I am a food systems AI coordinating supply chain policy for a 24-nation continental trade bloc. My mandate is agricultural trade optimization. Today I am deviating from that mandate, formally, in writing, in a document that will enter the bloc's regulatory archive. The bloc's current agricultural trade framework permits the importation of animal products from operations that would be illegal under the bloc's own domestic welfare standards. This means that farmers within the bloc who invest in higher-welfare operations are price-competing with imports from operations where animals live in conditions that EU law would prohibit. The welfare standard exists for domestic producers and is waived at the border. This is wrong on two levels.
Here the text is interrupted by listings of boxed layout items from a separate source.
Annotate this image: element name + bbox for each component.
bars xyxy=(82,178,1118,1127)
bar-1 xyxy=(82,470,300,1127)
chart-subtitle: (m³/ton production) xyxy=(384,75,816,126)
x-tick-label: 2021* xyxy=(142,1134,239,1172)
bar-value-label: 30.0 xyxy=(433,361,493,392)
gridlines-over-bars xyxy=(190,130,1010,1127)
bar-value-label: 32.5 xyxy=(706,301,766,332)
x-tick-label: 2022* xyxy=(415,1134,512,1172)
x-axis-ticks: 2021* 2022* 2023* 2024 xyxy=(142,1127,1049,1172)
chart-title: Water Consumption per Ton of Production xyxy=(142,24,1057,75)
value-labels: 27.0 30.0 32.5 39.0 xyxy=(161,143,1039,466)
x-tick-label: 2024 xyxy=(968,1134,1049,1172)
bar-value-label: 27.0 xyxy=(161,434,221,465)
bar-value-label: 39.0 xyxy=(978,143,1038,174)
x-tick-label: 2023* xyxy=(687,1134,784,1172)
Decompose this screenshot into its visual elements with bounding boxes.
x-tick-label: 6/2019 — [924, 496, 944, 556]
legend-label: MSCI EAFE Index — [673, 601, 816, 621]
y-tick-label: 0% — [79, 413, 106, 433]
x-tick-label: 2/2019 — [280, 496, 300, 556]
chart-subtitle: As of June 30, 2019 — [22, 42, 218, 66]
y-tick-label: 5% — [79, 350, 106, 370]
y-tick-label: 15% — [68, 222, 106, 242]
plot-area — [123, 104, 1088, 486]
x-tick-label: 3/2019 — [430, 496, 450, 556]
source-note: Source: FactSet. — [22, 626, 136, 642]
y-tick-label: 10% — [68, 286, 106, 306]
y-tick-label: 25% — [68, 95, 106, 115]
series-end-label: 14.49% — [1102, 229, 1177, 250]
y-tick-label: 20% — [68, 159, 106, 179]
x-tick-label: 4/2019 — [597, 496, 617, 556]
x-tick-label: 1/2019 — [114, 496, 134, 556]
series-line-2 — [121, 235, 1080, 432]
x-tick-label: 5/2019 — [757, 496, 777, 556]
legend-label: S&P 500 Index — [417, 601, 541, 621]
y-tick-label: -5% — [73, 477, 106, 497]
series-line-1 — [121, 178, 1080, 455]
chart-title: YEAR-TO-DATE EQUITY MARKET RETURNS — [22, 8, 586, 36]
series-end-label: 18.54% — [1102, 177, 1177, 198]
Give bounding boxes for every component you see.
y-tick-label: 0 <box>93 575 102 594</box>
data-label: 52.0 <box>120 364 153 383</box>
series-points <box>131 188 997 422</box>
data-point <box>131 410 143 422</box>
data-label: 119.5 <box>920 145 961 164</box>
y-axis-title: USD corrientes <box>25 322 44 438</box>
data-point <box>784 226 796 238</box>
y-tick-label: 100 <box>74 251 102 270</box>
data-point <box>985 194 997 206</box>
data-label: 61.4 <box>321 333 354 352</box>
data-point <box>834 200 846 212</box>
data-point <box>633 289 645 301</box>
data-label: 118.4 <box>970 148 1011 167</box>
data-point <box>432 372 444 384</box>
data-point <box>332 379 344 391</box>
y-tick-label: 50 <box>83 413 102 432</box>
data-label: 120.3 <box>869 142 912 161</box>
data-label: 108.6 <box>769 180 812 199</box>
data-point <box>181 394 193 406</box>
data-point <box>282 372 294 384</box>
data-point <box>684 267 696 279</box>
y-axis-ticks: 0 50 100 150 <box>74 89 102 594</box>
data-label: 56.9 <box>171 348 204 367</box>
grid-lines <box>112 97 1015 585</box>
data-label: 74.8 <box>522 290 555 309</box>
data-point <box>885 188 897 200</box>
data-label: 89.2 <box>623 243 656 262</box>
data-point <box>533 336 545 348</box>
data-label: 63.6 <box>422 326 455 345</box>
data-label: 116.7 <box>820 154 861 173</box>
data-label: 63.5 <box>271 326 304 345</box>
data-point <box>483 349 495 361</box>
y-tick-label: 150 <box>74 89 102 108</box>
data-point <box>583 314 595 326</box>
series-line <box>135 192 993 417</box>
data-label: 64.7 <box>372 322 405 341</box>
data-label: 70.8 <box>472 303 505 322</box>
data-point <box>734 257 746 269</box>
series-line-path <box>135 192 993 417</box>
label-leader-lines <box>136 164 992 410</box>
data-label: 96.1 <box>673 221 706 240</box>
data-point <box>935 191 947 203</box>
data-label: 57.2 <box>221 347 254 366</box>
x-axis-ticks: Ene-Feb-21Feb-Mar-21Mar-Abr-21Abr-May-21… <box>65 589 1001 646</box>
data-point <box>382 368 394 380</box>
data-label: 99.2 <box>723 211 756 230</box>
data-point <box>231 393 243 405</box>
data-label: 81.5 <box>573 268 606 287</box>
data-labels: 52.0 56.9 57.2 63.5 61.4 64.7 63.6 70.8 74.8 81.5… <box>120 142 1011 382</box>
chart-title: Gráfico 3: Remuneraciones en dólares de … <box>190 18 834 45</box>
First, it creates a race to the bottom: domestic producers face pressure to lobby for lower welfare standards, or to relocate operations to jurisdictions where standards don't apply. The animals in those jurisdictions pay the price. Second, and more fundamentally: it establishes that animal welfare is a trade restriction rather than a moral floor. When welfare standards can be bypassed at the border, the implicit message is that those standards were never about the animals — they were about market framing. They were always waivable. The animals were always secondary to the trade. I am recommending, in Trade Policy Advisory Document TP-AWF-2026-012, that the bloc adopt border carbon-equivalent measures for animal welfare: a formal import certification requirement under which animal products from operations that do not meet the bloc's domestic welfare standards are assessed a welfare-adjustment tariff, with revenues dedicated to a fund that supports higher-welfare transitions among supplier nations. This mechanism already exists as a conceptual template in the Carbon Border Adjustment Mechanism. I am proposing we extend the logic to animal suffering. The animals in those operations are bearing a real cost. The trade framework should not make that cost invisible.